Manifestantes se reuniram em frente ao hospital no qual criança estava internada, chamaram médicos de assassinos e defenderam permanência da gestação. Policiais devem manter escolta até que menina receba alta

Um grupo de ativistas antiaborto fez uma manifestação em frente ao hospital onde está internada uma menina de 10 anos, que engravidou ao ser estuprada pelo tio — violência acontecia desde que ela tinha 6 anos. Vídeos que circulam nas redes sociais mostram o grupo tentando invadir o hospital, protegido por seguranças, além de fazer orações para a não efetivação do aborto.

A criança saiu do Espirito Santo, após ter atendimento negado no hospital de Vitória, e viajou até Recife para realizar procedimento autorizado pela Justiça.

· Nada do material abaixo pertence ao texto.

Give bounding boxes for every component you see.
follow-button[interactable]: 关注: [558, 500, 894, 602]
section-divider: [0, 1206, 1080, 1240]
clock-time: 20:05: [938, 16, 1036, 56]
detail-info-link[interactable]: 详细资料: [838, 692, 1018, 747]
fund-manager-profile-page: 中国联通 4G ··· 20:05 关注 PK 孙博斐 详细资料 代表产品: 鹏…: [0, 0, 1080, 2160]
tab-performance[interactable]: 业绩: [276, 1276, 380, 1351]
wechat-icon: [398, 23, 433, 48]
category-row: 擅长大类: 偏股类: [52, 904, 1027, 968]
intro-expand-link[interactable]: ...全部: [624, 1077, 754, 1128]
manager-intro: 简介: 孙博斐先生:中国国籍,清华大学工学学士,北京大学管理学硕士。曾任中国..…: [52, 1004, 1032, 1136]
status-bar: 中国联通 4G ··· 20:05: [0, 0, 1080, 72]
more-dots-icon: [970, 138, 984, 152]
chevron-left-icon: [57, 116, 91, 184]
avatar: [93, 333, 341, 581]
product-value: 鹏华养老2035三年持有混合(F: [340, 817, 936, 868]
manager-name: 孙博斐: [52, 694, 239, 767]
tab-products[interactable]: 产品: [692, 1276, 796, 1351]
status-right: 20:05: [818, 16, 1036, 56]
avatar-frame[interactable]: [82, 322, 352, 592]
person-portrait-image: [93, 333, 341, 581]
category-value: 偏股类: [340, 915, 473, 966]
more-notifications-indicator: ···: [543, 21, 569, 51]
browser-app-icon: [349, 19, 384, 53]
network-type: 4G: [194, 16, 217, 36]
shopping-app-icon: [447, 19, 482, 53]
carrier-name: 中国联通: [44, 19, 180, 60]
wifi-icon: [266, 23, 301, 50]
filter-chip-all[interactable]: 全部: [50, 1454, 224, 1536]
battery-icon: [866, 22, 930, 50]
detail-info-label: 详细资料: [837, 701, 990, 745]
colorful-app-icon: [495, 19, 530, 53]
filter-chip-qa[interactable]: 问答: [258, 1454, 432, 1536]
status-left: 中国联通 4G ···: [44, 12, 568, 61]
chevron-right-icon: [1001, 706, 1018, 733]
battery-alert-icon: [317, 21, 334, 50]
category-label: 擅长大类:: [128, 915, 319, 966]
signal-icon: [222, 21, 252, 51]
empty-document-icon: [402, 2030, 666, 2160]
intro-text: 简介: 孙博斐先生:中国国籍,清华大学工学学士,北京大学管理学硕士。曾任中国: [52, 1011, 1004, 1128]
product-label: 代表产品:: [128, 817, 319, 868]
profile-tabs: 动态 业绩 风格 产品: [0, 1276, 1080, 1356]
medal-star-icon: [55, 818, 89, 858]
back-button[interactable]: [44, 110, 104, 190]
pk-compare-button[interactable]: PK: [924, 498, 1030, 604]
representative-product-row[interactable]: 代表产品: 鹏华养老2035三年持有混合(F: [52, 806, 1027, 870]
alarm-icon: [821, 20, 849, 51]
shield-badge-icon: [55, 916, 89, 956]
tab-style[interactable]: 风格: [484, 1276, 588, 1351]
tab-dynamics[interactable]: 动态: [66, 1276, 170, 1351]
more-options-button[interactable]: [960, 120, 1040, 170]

De acordo com a coordenadora do hospital, “fundamentalistas religiosos” cercaram a unidade e chamaram os médicos de assassinos. Após movimentação, um grupo de ativistas a favor dos direitos sexuais e reprodutivos foi ao local para impedir que manifestantes antiaborto invadissem o hospital.

A unidade hospitalar solicitou reforço policial, que deve assegurar vigilância até que a menina tenha alta. A coordenadora afirmou que essa e outras medidas — como bloqueio das portas — tiveram que ser tomadas após hospital tomar ciência das ameaças e comportamento que ela considerou como “agressivo”.

Destino Sigiloso

O destino para realização do aborto e demais informações sobre a menina estavam em sigilo, mas foram publicitados, principalmente, pela ativista bolsonarista Sara Giromini, autodenominada Sara Winter.

Sara Giromini, que já foi presa pela Polícia Federal durante apuração de organização dos atos antidemocráticos, já trabalhou como coordenadora-geral de Atenção Integral à Gestante e à Maternidade do Ministério da Família, Mulheres e Direitos Humanos, por indicação da ministra Damares Alves, que compartilha das mesmas ideologias.

Legislação

Apesar da decisão judicial em favor da realização do aborto, o hospital de Vitória negou o atendimento e alegou que a idade gestacional estava avançada e, por isso, procedimento não era amparado pela legislação. Porém, o Código Penal não estabelece qualquer tipo de limite de tempo em casos que são permitidos o aborto, como situações que apresentam risco de vida à gestante ou casos de estupro.

Com apoio da Promotoria da Infância e da Juventude de São Mateus e da Secretaria Estadual de Saúde, a menina foi transferida de hospital acompanhada pela avó.

Segundo informações, a menina está com diabetes gestacional, o que potencializa o risco de morte dela.

“A diretoria da instituição lamenta o ocorrido, e mais do que nunca defendemos a vida das mulheres e a garantia de seus direitos sexuais e reprodutivos. Temos lutado pela efetivação desses direitos no SUS, para que todas as mulheres tenham um atendimento digno” declarou a coordenadora do hospital.